Budget Process, October 1, And Tax Cuts

With the expiration of key Senate budget rules on October 1, tax cuts will get easier to pass.

With Sen. Phil Gramm (R-TX) vowing to bring permanent repeal of the estate tax back to the Senate floor this session, and the House voting one by one to make each element of last year’s tax cut (which expires after 2010) permanent, attention turned last week to budget process and budget rules. Permanent repeal of the estate tax did not succeed in the Senate, even though 54 Senators voted for it, because the rules currently in place require a 60 vote "supermajority" for passage (see this related article). However, on September 30, 2002, various budget rules under the Budget Act will expire, and estate tax repeal, for example, would only require a simple majority, or 51 votes, to succeed, if it were to come to the Senate floor.

While the budget process is difficult to comprehend, and is hidden behind the substantive debates, it has very important implications for policy and legislation.
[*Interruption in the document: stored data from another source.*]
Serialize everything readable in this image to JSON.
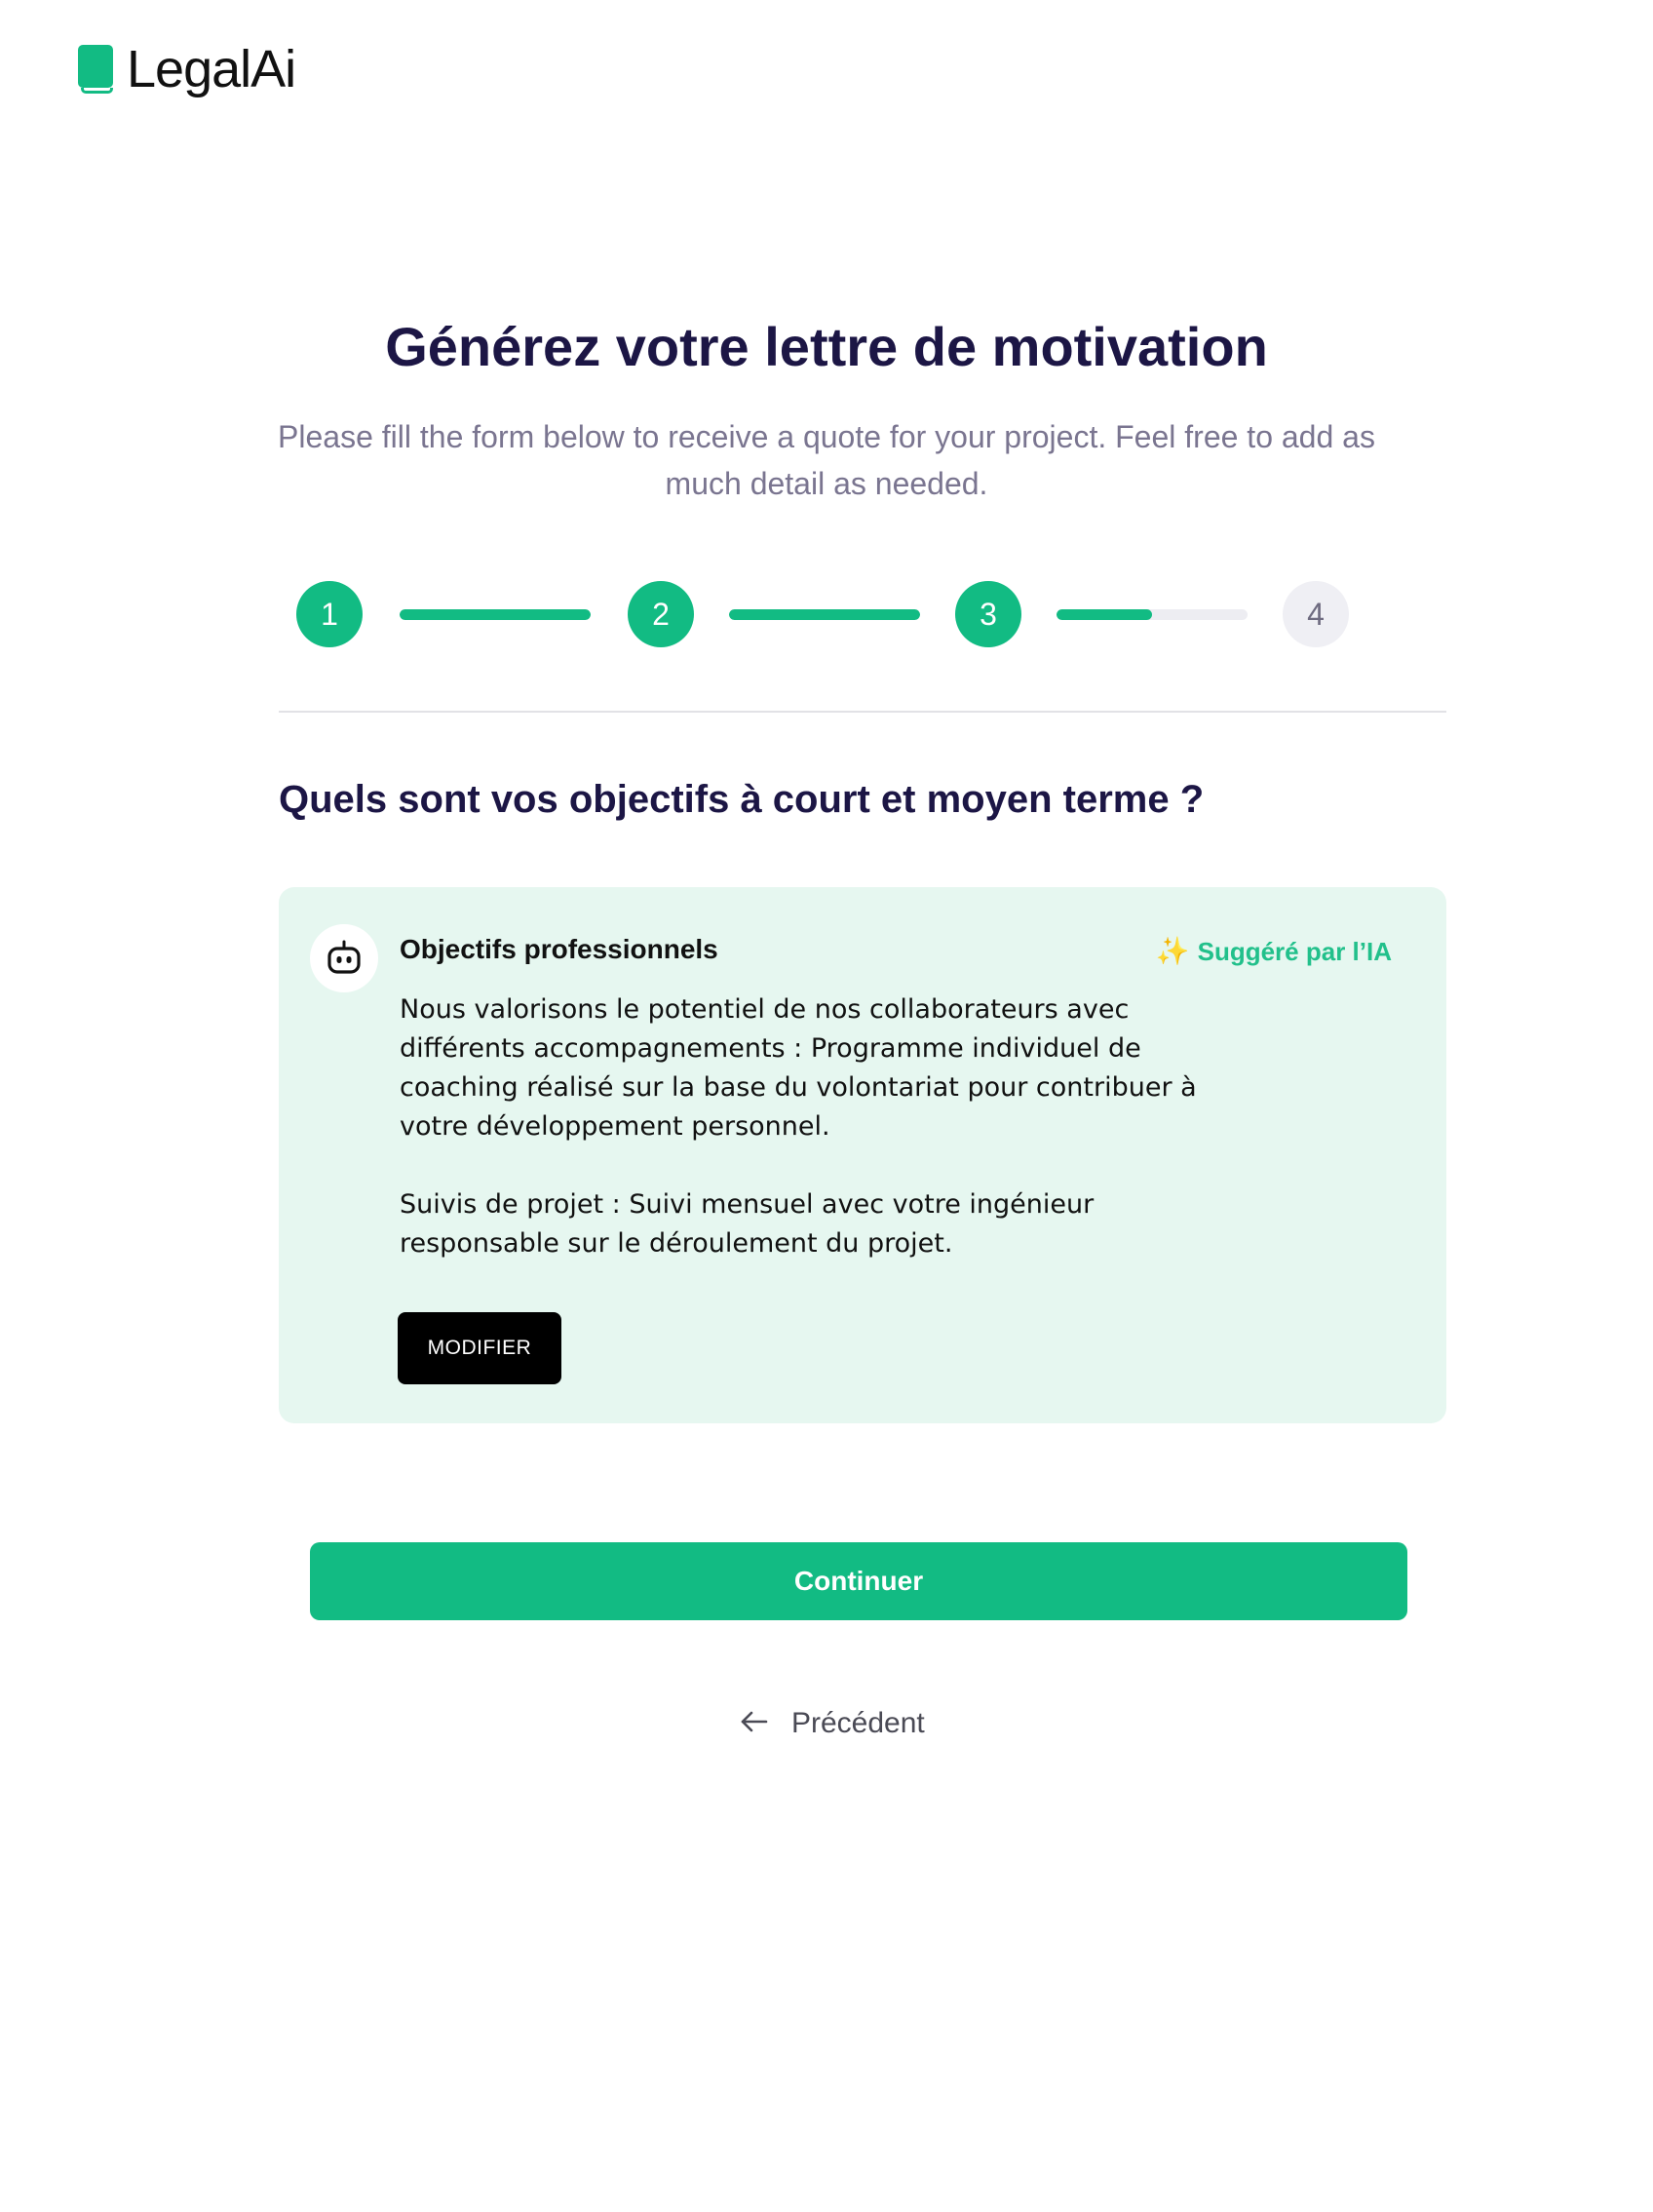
{
  "brand": {
    "name": "LegalAi",
    "accent_color": "#12bb83",
    "logo_icon": "book-icon"
  },
  "header": {
    "title": "Générez votre lettre de motivation",
    "subtitle": "Please fill the form below to receive a quote for your project. Feel free to add as much detail as needed."
  },
  "stepper": {
    "steps": [
      {
        "label": "1",
        "state": "completed"
      },
      {
        "label": "2",
        "state": "completed"
      },
      {
        "label": "3",
        "state": "current"
      },
      {
        "label": "4",
        "state": "upcoming"
      }
    ],
    "connectors_progress": [
      1.0,
      1.0,
      0.5
    ]
  },
  "question": {
    "text": "Quels sont vos objectifs à court et moyen terme ?"
  },
  "suggestion": {
    "icon": "robot-icon",
    "title": "Objectifs professionnels",
    "badge_icon": "sparkle-icon",
    "badge": "Suggéré par l’IA",
    "paragraphs": [
      "Nous valorisons le potentiel de nos collaborateurs avec différents accompagnements : Programme individuel de coaching réalisé sur la base du volontariat pour contribuer à votre développement personnel.",
      "Suivis de projet : Suivi mensuel avec votre ingénieur responsable sur le déroulement du projet."
    ],
    "modify_label": "MODIFIER",
    "background_color": "#e6f7f0"
  },
  "actions": {
    "continue_label": "Continuer",
    "previous_icon": "arrow-left-icon",
    "previous_label": "Précédent"
  }
}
Last week, Sens. Kent Conrad (D-ND) and Russ Feingold (D-WI) introduced an amendment to the Department of Defense authorization to extend the expiring Senate budget rules in order to insure that there is a high threshold of support before passage of additional tax cuts beyond anything specified in the budget resolution (if one is passed this year). Specifically, the amendment would have:

  • Extended, for five years, the 60 vote Senate supermajority requirement to waive budget points of order in the Senate, including those protecting Social Security, limiting total spending including tax cuts, and enforcing spending caps. For example, the estate tax vote on June 12 was not actually a vote on making the estate tax permanent, but a vote on waiving the budget rules of order, requiring 60 votes to succeed. Since it failed, the underlying substance was never voted on. With the expiration of the 60 vote supermajority requirement, a point of order would only take 51 votes to make repeal of the estate tax, or any other expiring or new tax provisions, a reality.
  • Extended, for five years, budget enforcement act provisions, including rules to enforce discretionary caps.
  • Extended discretionary spending levels, or caps, for two years, setting the caps at $768.1 billion in 2003 and $786.5 in 2004.
  • Extended the Senate pay-as-you-go rule that disallows using any of the so-called Social Security surplus to pay for new tax cuts or new mandatory spending.
  • Provided for the allocations among the thirteen appropriations bills from the total discretionary cap.

Since Republicans objected to the Conrad-Feingold amendment, it, too, needed 60 votes to pass. Unfortunately, it was defeated on June 20 by only one vote. What does this mean? Given a tight election year, the desire to avoid public backlash over filibustering, and the Republican obsession to pass more and more tax cuts, the expiration of the budget process rules on October 1 allows more room for tax cuts. More tax cuts, when there are so many other pressing priorities, are a really bad idea. While OMB Watch has never supported unrealistic caps on discretionary spending, the potential that the expiration of the budget rules would make it easier for the Senate to cut taxes seemed to be a worse outcome than two more years of discretionary spending caps.

It is possible that cooler heads will prevail and the Senate will once again extend the budget rules that help it remain the "greatest deliberative body." It could do so on a must-pass bill such as debt ceiling extension or anti-terrorism supplemental appropriations. We will keep you posted about other attempts to extend the budget process rules, as well as the continuing threat of more tax cuts.